Le chef bloquiste a laissé entendre qu’il n’en connaît «pas assez» sur la nouvelle mouture du troisième lien pour avoir une opinion précise.
Photo: Sean Kilpatrick La Presse canadienne Le chef bloquiste a laissé entendre qu’il n’en connaît «pas assez» sur la nouvelle mouture du troisième lien pour avoir une opinion précise.

Prétextant l’imminence des élections au Québec, le chef bloquiste, Yves-François Blanchet, préfère se garder « une certaine gêne » plutôt que d’appuyer la nouvelle mouture du controversé troisième lien.

Quant à l’acceptabilité sociale du projet, il s’est demandé si la « discussion » était « complétée ».

Durant la campagne électorale fédérale l’automne dernier, il avait pourtant dit qu’il était convaincu que le projet de tunnel autoroutier pouvait être « écologique » et qu’il avait un potentiel environnemental « positif ».

Cela avait suscité la grogne dans le parti frère, le Parti québécois, qui est contre le projet.

 

Mais M. Blanchet a rencontré mardi matin le maire de Québec, Bruno Marchand, qui lui a des réserves sur le nouveau projet de troisième lien à deux tunnels, présenté la semaine dernière par le gouvernement caquiste.

Le maire ne s’est pas présenté aux côtés de son invité en mêlée de presse à l’hôtel de ville.

Quand on a demandé à M. Blanchet s’il partageait l’opinion du maire, qui reste à convaincre sur le bien-fondé du projet, il a répondu : « à l’approche d’une campagne électorale québécoise, je me garde une certaine gêne ».

Pas assez de connaissances pour une opinion précise

 

Il a laissé entendre qu’il n’en connaît « pas assez » sur la nouvelle mouture du troisième lien pour avoir une opinion précise.

« Il y a beaucoup d’éléments qu’on ne connaît pas encore, on n’a pas toute l’origine des données », a-t-il plaidé.

Il a soulevé des doutes sur le coût réel de l’ouvrage prévu, actuellement estimé à 6,5 milliards de dollars. « Mais dans 10 ans, ce sera peut-être plus que 10 ans et plus que 6,5 milliards, parce que c’est toujours ça qui arrive.
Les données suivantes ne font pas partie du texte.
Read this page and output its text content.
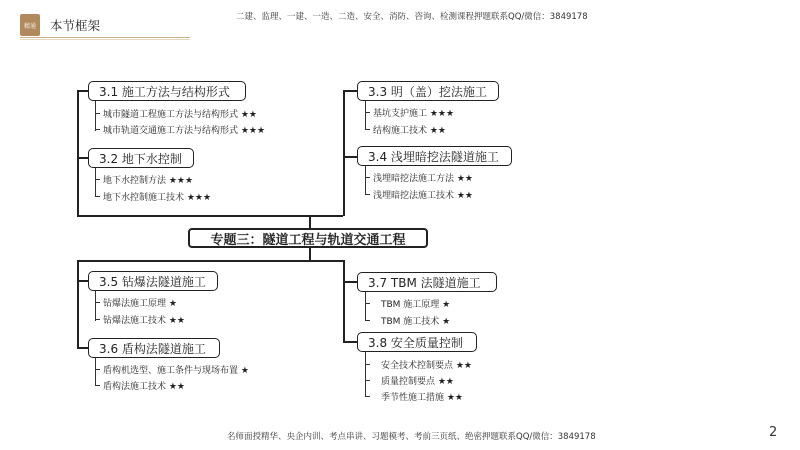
精通	本节框架
二建、监理、一建、一造、二造、安全、消防、咨询、检测课程押题联系QQ/微信：3849178
专题三：隧道工程与轨道交通工程
3.1 施工方法与结构形式
3.2 地下水控制
3.3 明（盖）挖法施工
3.4 浅埋暗挖法隧道施工
3.5 钻爆法隧道施工
3.6 盾构法隧道施工
3.7 TBM 法隧道施工
3.8 安全质量控制
城市隧道工程施工方法与结构形式 ★★
城市轨道交通施工方法与结构形式 ★★★
地下水控制方法 ★★★
地下水控制施工技术 ★★★
基坑支护施工 ★★★
结构施工技术 ★★
浅埋暗挖法施工方法 ★★
浅埋暗挖法施工技术 ★★
钻爆法施工原理 ★
钻爆法施工技术 ★★
盾构机选型、施工条件与现场布置 ★
盾构法施工技术 ★★
TBM 施工原理 ★
TBM 施工技术 ★
安全技术控制要点 ★★
质量控制要点 ★★
季节性施工措施 ★★
名师面授精华、央企内训、考点串讲、习题模考、考前三页纸、绝密押题联系QQ/微信：3849178	2
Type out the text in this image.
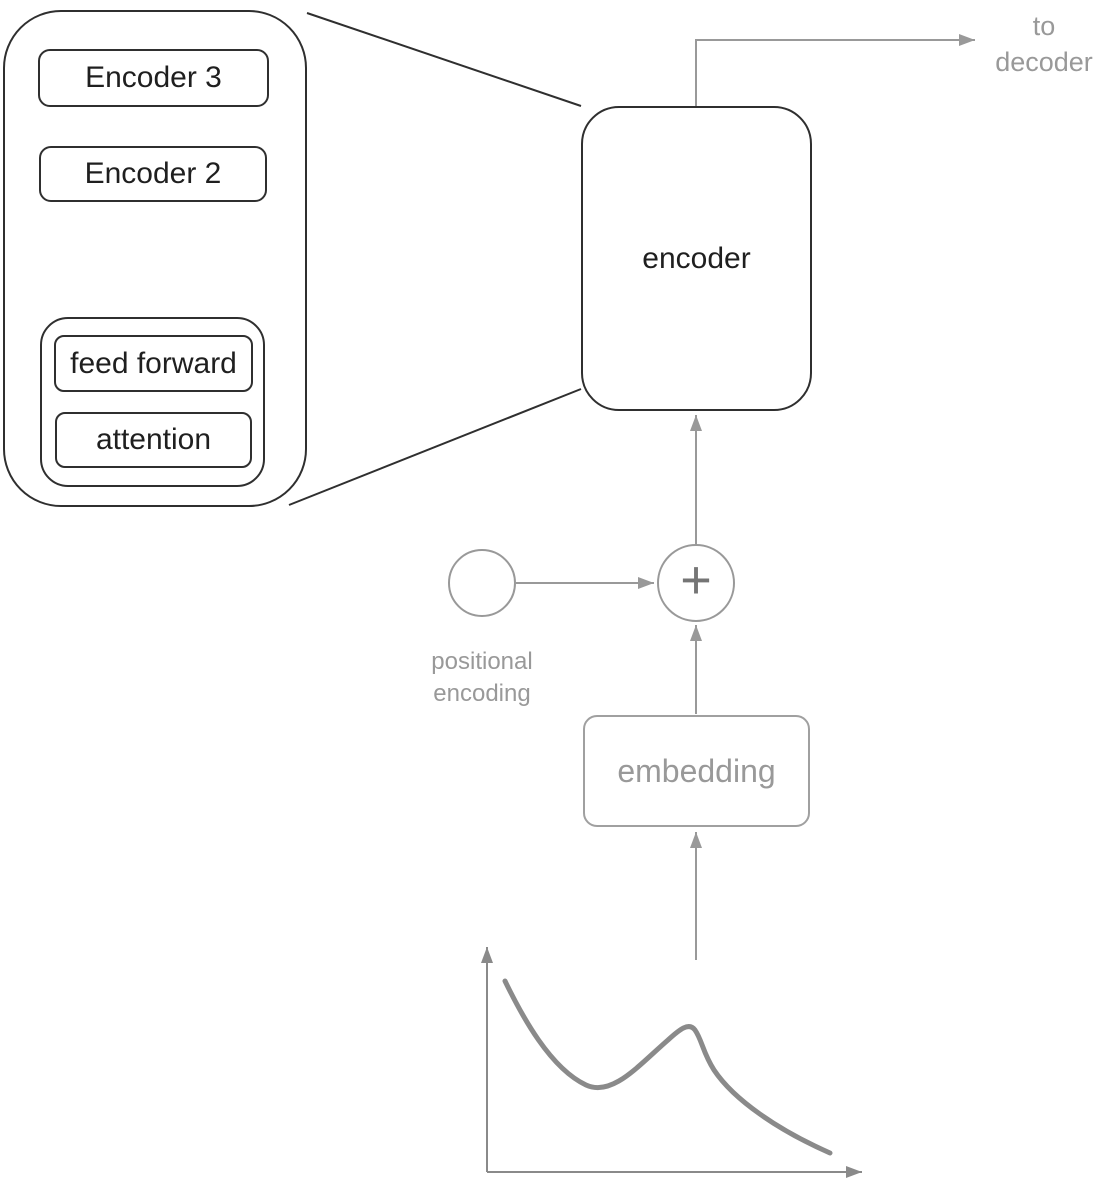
Encoder 3
Encoder 2
feed forward
attention
encoder
to
decoder
+
positional
encoding
embedding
L’Assemblée nationale et la population ont une discussion à continuer sur ce projet. »

Il a néanmoins réitéré que l’existence d’un lien entre les centres-villes de Québec et de Lévis est « quelque chose de valable ».

Est-ce que le projet recueille selon lui l’acceptation de la population ?
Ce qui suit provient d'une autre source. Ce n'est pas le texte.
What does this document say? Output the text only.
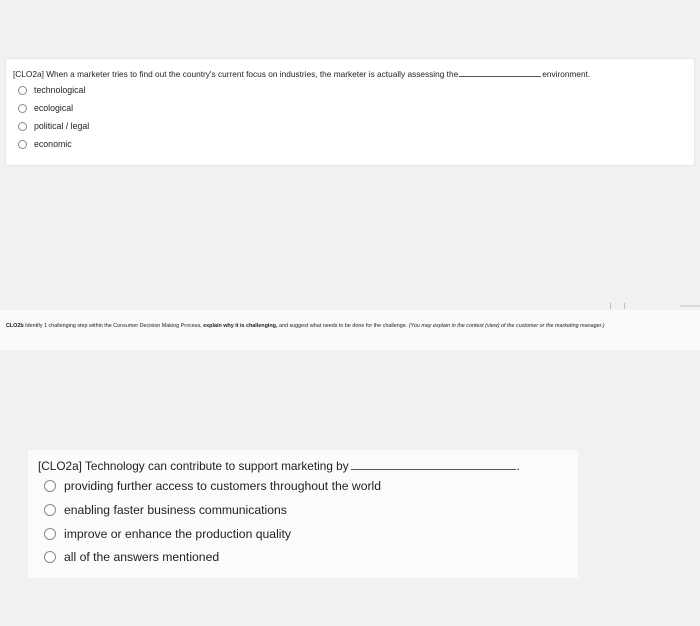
[CLO2a] When a marketer tries to find out the country's current focus on industries, the marketer is actually assessing the	environment.
technological
ecological
political / legal
economic
CLO2b Identify 1 challenging step within the Consumer Decision Making Process, explain why it is challenging, and suggest what needs to be done for the challenge. (You may explain in the context (view) of the customer or the marketing manager.)
[CLO2a] Technology can contribute to support marketing by	.
providing further access to customers throughout the world
enabling faster business communications
improve or enhance the production quality
all of the answers mentioned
« L’acceptabilité sociale d’un projet vient quand il est plus avancé dans son développement. Peut-être que la discussion n’est pas complétée. »

À propos d’un autre projet controversé à Québec, le tramway, le chef bloquiste, qui estime que ce projet est « emballant », soutient que dans ce cas, l’acceptabilité est « en voie de se solidifier ».
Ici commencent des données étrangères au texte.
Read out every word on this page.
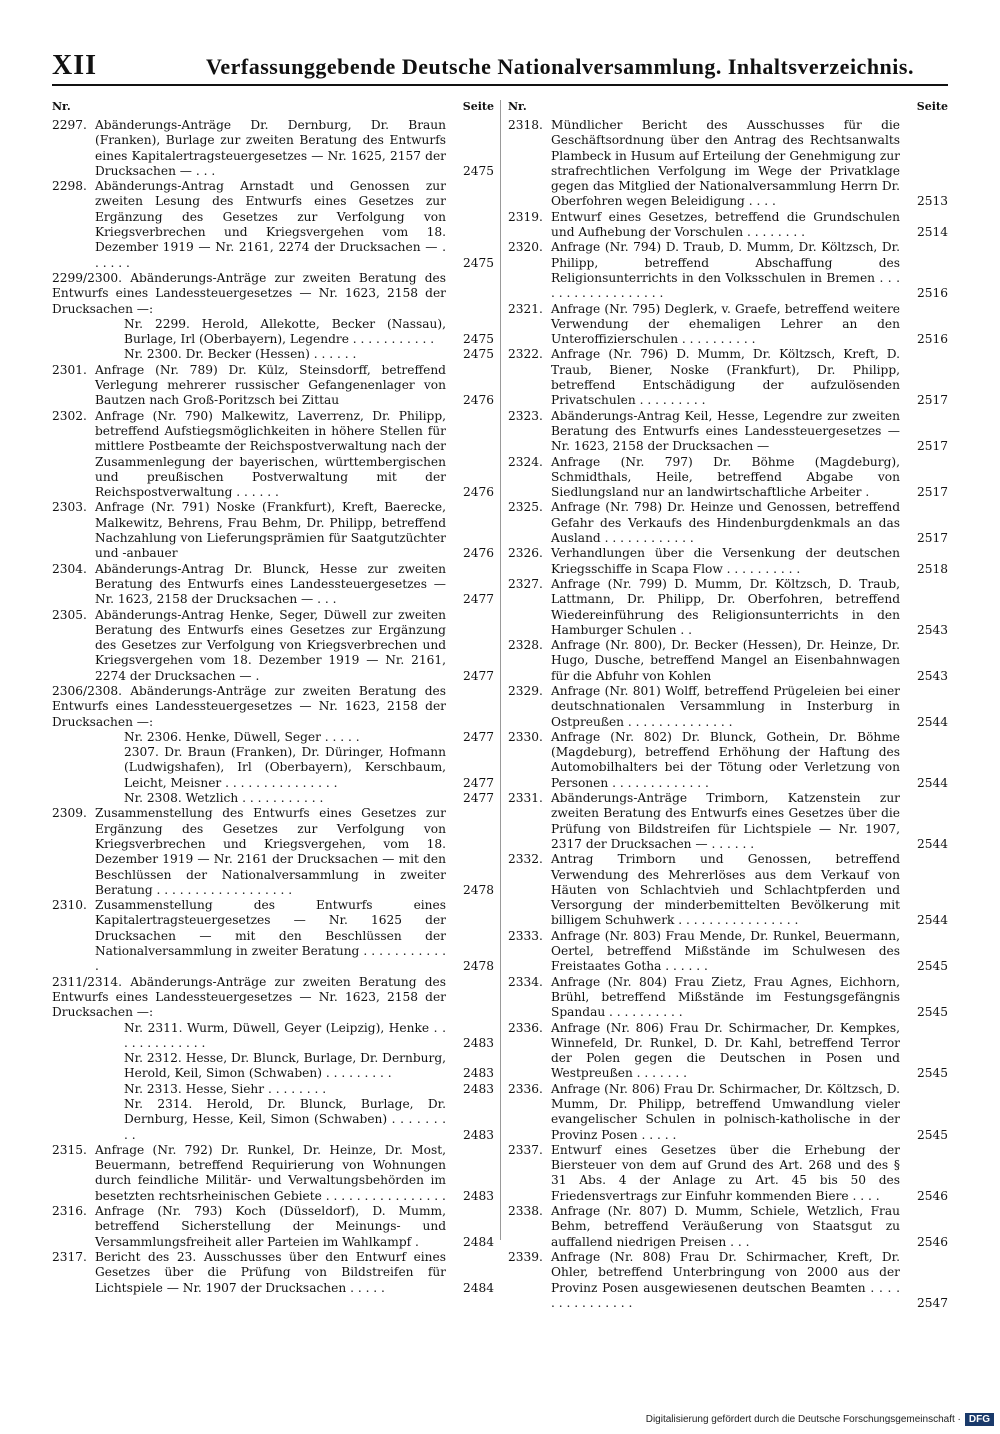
XII	Verfassunggebende Deutsche Nationalversammlung. Inhaltsverzeichnis.
Nr.	Seite
2297. Abänderungs-Anträge Dr. Dernburg, Dr. Braun (Franken), Burlage zur zweiten Beratung des Entwurfs eines Kapitalertragsteuergesetzes — Nr. 1625, 2157 der Drucksachen — . . .	2475
2298. Abänderungs-Antrag Arnstadt und Genossen zur zweiten Lesung des Entwurfs eines Gesetzes zur Ergänzung des Gesetzes zur Verfolgung von Kriegsverbrechen und Kriegsvergehen vom 18. Dezember 1919 — Nr. 2161, 2274 der Drucksachen — . . . . . .	2475
2299/2300. Abänderungs-Anträge zur zweiten Beratung des Entwurfs eines Landessteuergesetzes — Nr. 1623, 2158 der Drucksachen —:
Nr. 2299. Herold, Allekotte, Becker (Nassau), Burlage, Irl (Oberbayern), Legendre . . . . . . . . . . . 2475
Nr. 2300. Dr. Becker (Hessen) . . . . . .	2475
2301. Anfrage (Nr. 789) Dr. Külz, Steinsdorff, betreffend Verlegung mehrerer russischer Gefangenenlager von Bautzen nach Groß-Poritzsch bei Zittau	2476
2302. Anfrage (Nr. 790) Malkewitz, Laverrenz, Dr. Philipp, betreffend Aufstiegsmöglichkeiten in höhere Stellen für mittlere Postbeamte der Reichspostverwaltung nach der Zusammenlegung der bayerischen, württembergischen und preußischen Postverwaltung mit der Reichspostverwaltung . . . . . .	2476
2303. Anfrage (Nr. 791) Noske (Frankfurt), Kreft, Baerecke, Malkewitz, Behrens, Frau Behm, Dr. Philipp, betreffend Nachzahlung von Lieferungsprämien für Saatgutzüchter und -anbauer	2476
2304. Abänderungs-Antrag Dr. Blunck, Hesse zur zweiten Beratung des Entwurfs eines Landessteuergesetzes — Nr. 1623, 2158 der Drucksachen — . . .	2477
2305. Abänderungs-Antrag Henke, Seger, Düwell zur zweiten Beratung des Entwurfs eines Gesetzes zur Ergänzung des Gesetzes zur Verfolgung von Kriegsverbrechen und Kriegsvergehen vom 18. Dezember 1919 — Nr. 2161, 2274 der Drucksachen — .	2477
2306/2308. Abänderungs-Anträge zur zweiten Beratung des Entwurfs eines Landessteuergesetzes — Nr. 1623, 2158 der Drucksachen —:
Nr. 2306. Henke, Düwell, Seger . . . . .	2477
2307. Dr. Braun (Franken), Dr. Düringer, Hofmann (Ludwigshafen), Irl (Oberbayern), Kerschbaum, Leicht, Meisner . . . . . . . . . . . . . . .	2477
Nr. 2308. Wetzlich . . . . . . . . . . .	2477
2309. Zusammenstellung des Entwurfs eines Gesetzes zur Ergänzung des Gesetzes zur Verfolgung von Kriegsverbrechen und Kriegsvergehen, vom 18. Dezember 1919 — Nr. 2161 der Drucksachen — mit den Beschlüssen der Nationalversammlung in zweiter Beratung . . . . . . . . . . . . . . . . . .	2478
2310. Zusammenstellung des Entwurfs eines Kapitalertragsteuergesetzes — Nr. 1625 der Drucksachen — mit den Beschlüssen der Nationalversammlung in zweiter Beratung . . . . . . . . . . . .	2478
2311/2314. Abänderungs-Anträge zur zweiten Beratung des Entwurfs eines Landessteuergesetzes — Nr. 1623, 2158 der Drucksachen —:
Nr. 2311. Wurm, Düwell, Geyer (Leipzig), Henke . . . . . . . . . . . . .	2483
Nr. 2312. Hesse, Dr. Blunck, Burlage, Dr. Dernburg, Herold, Keil, Simon (Schwaben) . . . . . . . . .	2483
Nr. 2313. Hesse, Siehr . . . . . . . .	2483
Nr. 2314. Herold, Dr. Blunck, Burlage, Dr. Dernburg, Hesse, Keil, Simon (Schwaben) . . . . . . . . .	2483
2315. Anfrage (Nr. 792) Dr. Runkel, Dr. Heinze, Dr. Most, Beuermann, betreffend Requirierung von Wohnungen durch feindliche Militär- und Verwaltungsbehörden im besetzten rechtsrheinischen Gebiete . . . . . . . . . . . . . . . . 2483
2316. Anfrage (Nr. 793) Koch (Düsseldorf), D. Mumm, betreffend Sicherstellung der Meinungs- und Versammlungsfreiheit aller Parteien im Wahlkampf .	2484
2317. Bericht des 23. Ausschusses über den Entwurf eines Gesetzes über die Prüfung von Bildstreifen für Lichtspiele — Nr. 1907 der Drucksachen . . . . .	2484
Nr.	Seite
2318. Mündlicher Bericht des Ausschusses für die Geschäftsordnung über den Antrag des Rechtsanwalts Plambeck in Husum auf Erteilung der Genehmigung zur strafrechtlichen Verfolgung im Wege der Privatklage gegen das Mitglied der Nationalversammlung Herrn Dr. Oberfohren wegen Beleidigung . . . .	2513
2319. Entwurf eines Gesetzes, betreffend die Grundschulen und Aufhebung der Vorschulen . . . . . . . .	2514
2320. Anfrage (Nr. 794) D. Traub, D. Mumm, Dr. Költzsch, Dr. Philipp, betreffend Abschaffung des Religionsunterrichts in den Volksschulen in Bremen . . . . . . . . . . . . . . . . . .	2516
2321. Anfrage (Nr. 795) Deglerk, v. Graefe, betreffend weitere Verwendung der ehemaligen Lehrer an den Unteroffizierschulen . . . . . . . . . .	2516
2322. Anfrage (Nr. 796) D. Mumm, Dr. Költzsch, Kreft, D. Traub, Biener, Noske (Frankfurt), Dr. Philipp, betreffend Entschädigung der aufzulösenden Privatschulen . . . . . . . . .	2517
2323. Abänderungs-Antrag Keil, Hesse, Legendre zur zweiten Beratung des Entwurfs eines Landessteuergesetzes — Nr. 1623, 2158 der Drucksachen —	2517
2324. Anfrage (Nr. 797) Dr. Böhme (Magdeburg), Schmidthals, Heile, betreffend Abgabe von Siedlungsland nur an landwirtschaftliche Arbeiter .	2517
2325. Anfrage (Nr. 798) Dr. Heinze und Genossen, betreffend Gefahr des Verkaufs des Hindenburgdenkmals an das Ausland . . . . . . . . . . . .	2517
2326. Verhandlungen über die Versenkung der deutschen Kriegsschiffe in Scapa Flow . . . . . . . . . .	2518
2327. Anfrage (Nr. 799) D. Mumm, Dr. Költzsch, D. Traub, Lattmann, Dr. Philipp, Dr. Oberfohren, betreffend Wiedereinführung des Religionsunterrichts in den Hamburger Schulen . .	2543
2328. Anfrage (Nr. 800), Dr. Becker (Hessen), Dr. Heinze, Dr. Hugo, Dusche, betreffend Mangel an Eisenbahnwagen für die Abfuhr von Kohlen	2543
2329. Anfrage (Nr. 801) Wolff, betreffend Prügeleien bei einer deutschnationalen Versammlung in Insterburg in Ostpreußen . . . . . . . . . . . . . .	2544
2330. Anfrage (Nr. 802) Dr. Blunck, Gothein, Dr. Böhme (Magdeburg), betreffend Erhöhung der Haftung des Automobilhalters bei der Tötung oder Verletzung von Personen . . . . . . . . . . . . .	2544
2331. Abänderungs-Anträge Trimborn, Katzenstein zur zweiten Beratung des Entwurfs eines Gesetzes über die Prüfung von Bildstreifen für Lichtspiele — Nr. 1907, 2317 der Drucksachen — . . . . . .	2544
2332. Antrag Trimborn und Genossen, betreffend Verwendung des Mehrerlöses aus dem Verkauf von Häuten von Schlachtvieh und Schlachtpferden und Versorgung der minderbemittelten Bevölkerung mit billigem Schuhwerk . . . . . . . . . . . . . . . .	2544
2333. Anfrage (Nr. 803) Frau Mende, Dr. Runkel, Beuermann, Oertel, betreffend Mißstände im Schulwesen des Freistaates Gotha . . . . . .	2545
2334. Anfrage (Nr. 804) Frau Zietz, Frau Agnes, Eichhorn, Brühl, betreffend Mißstände im Festungsgefängnis Spandau . . . . . . . . . .	2545
2336. Anfrage (Nr. 806) Frau Dr. Schirmacher, Dr. Kempkes, Winnefeld, Dr. Runkel, D. Dr. Kahl, betreffend Terror der Polen gegen die Deutschen in Posen und Westpreußen . . . . . . .	2545
2336. Anfrage (Nr. 806) Frau Dr. Schirmacher, Dr. Költzsch, D. Mumm, Dr. Philipp, betreffend Umwandlung vieler evangelischer Schulen in polnisch-katholische in der Provinz Posen . . . . .	2545
2337. Entwurf eines Gesetzes über die Erhebung der Biersteuer von dem auf Grund des Art. 268 und des § 31 Abs. 4 der Anlage zu Art. 45 bis 50 des Friedensvertrags zur Einfuhr kommenden Biere . . . .	2546
2338. Anfrage (Nr. 807) D. Mumm, Schiele, Wetzlich, Frau Behm, betreffend Veräußerung von Staatsgut zu auffallend niedrigen Preisen . . .	2546
2339. Anfrage (Nr. 808) Frau Dr. Schirmacher, Kreft, Dr. Ohler, betreffend Unterbringung von 2000 aus der Provinz Posen ausgewiesenen deutschen Beamten . . . . . . . . . . . . . . .	2547
Digitalisierung gefördert durch die Deutsche Forschungsgemeinschaft · DFG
Plutôt en faveur l’automne dernier

Durant la campagne fédérale, M. Blanchet avait dit à propos du projet de troisième lien : « Je ne l’haïs pas. »

À l’époque, il s’agissait d’un mégachantier de plus de 10 milliards de dollars, un tunnel à deux étages pour un total de six voies. Le nouveau projet serait plus modeste.

« Je suis convaincu que ça peut l’être [écologique], et que Québec est parfaitement conscient que ce projet-là a un potentiel positif en termes d’environnement », avait-il soutenu à l’époque.

Quand on lui a fait remarquer mardi qu’il aimait bien ce projet autrefois, il a dit que c’était une interprétation qu’il conteste.

« Vous n’allez de nouveau pas me faire dire quelque chose que je n’ai pas dit », a-t-il insisté.